When is the set of rationalizable strategies not equal to the set that is left after IESDS? My thoughts are: I know that a rationalizable strategy is that which is a best response for Player i given what Player -i does and thus the set of rationalizable strategies would include all the strategies of player i such that each of them is a BR to any other strategy of Player-i. As such, for sure we will include in the set all of the strictly dominant strategies so if there are only strictly dominant and strictly dominated strategies the set after IESDS will result in the same as the set of rationalizable strategies.
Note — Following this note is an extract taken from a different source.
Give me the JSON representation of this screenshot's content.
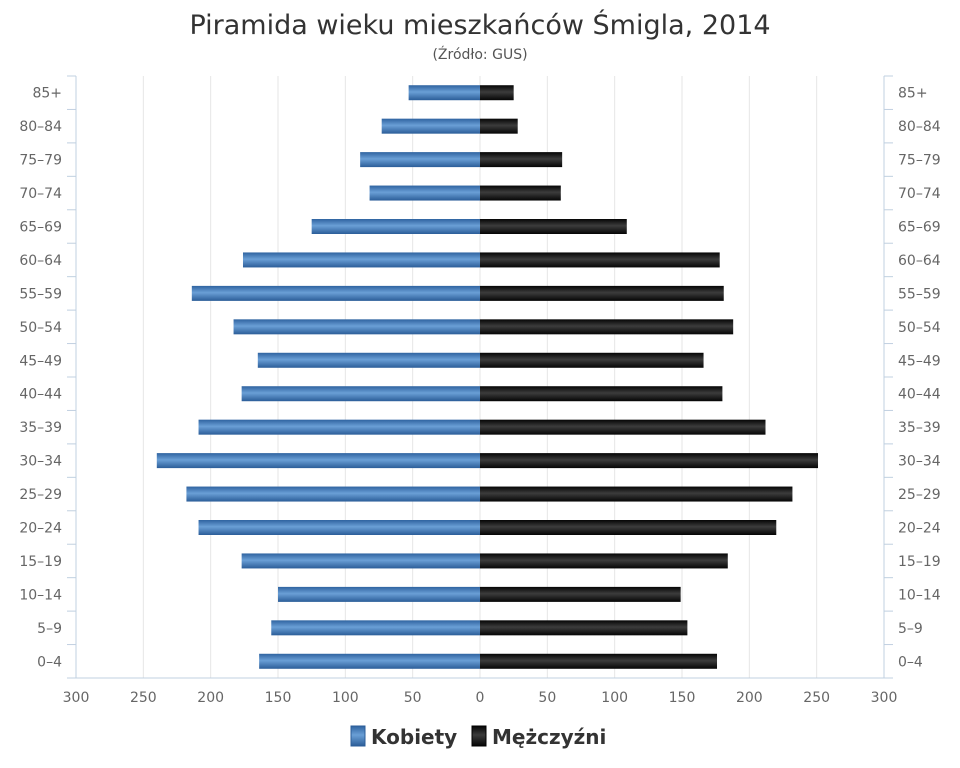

Nevertheless, if there exists also some weakly dominant strategies, the set of rationalizable strategies will also contain this because a weakly dominant strategy is a best response to some strategy -i as it pays more in at least some case. In this sense, the set of rationalizable strategies can comprehend the result not only the IESDS but include the weakly dominant strategies and as such, be wider than the set remaining after IESDS.

I know the last is incorrect because the set of rationalizable strategies cannot be greater than the set surviving IESDS. Can someone clarify the matter?

This depends on the kinds of beliefs players can have about their opponents’ play. If opponents' strategies can be correlated, then the strategies surviving IESDS are exactly the rationalizable ones. But if you only allow opponents to choose independently (this is the standard approach in most textbooks), then these two sets are identical for 2-player games but need not be identical for games with more than 2 players.

Here is an example: Player 3's strategy Z is undominated, but not rationalizable (assuming independent mixtures of players 1 and 2).

• Okay, so it depends on whether the decisions are correlated, if so , both procedures are equivalent, if not, it depends on the number of players. If the the number of players is 2 in thise last case, then IESDS ==rationalization and not otherwise. For the first, in Hotelling's standard linear model, the IESDS yields the strategy "Middle", as such, "Middle" for both players is the rationalizabel set of strategies, right? Nov 6, 2020 at 11:29
• @ceins, this equivalence only holds for finite games. If I'm not mistaken, it's not true for Hotelling's location game. Only 1/2 is rationalizable there, since all other strategies are never-best-replies, but only 0 and 1 are iteratively strictly dominated. But for any finite discretization of Hotelling's game the equivalence holds again. Nov 9, 2020 at 11:25

the set of rationalizable strategies can comprehend the result not only the IESDS but include the weakly dominant strategies and as such, be wider than the set remaining after IESDS.

Your wording suggests that the result of iterated eliminations of strictly dominated strategies cannot include a weakly dominant strategy. However, this is not true. Consider the following two-player game.

$$\begin{array} {|c|c|c|} \hline & L & R \\ \hline T & 1,0 & 0,0 \\ \hline B & 0,0 & 0,0 \\ \hline \end{array}$$

The action $$T$$ for the row player weakly dominates $$B$$, but there are no strictly dominated strategies in this game, so no strategies are eliminated by IESDS.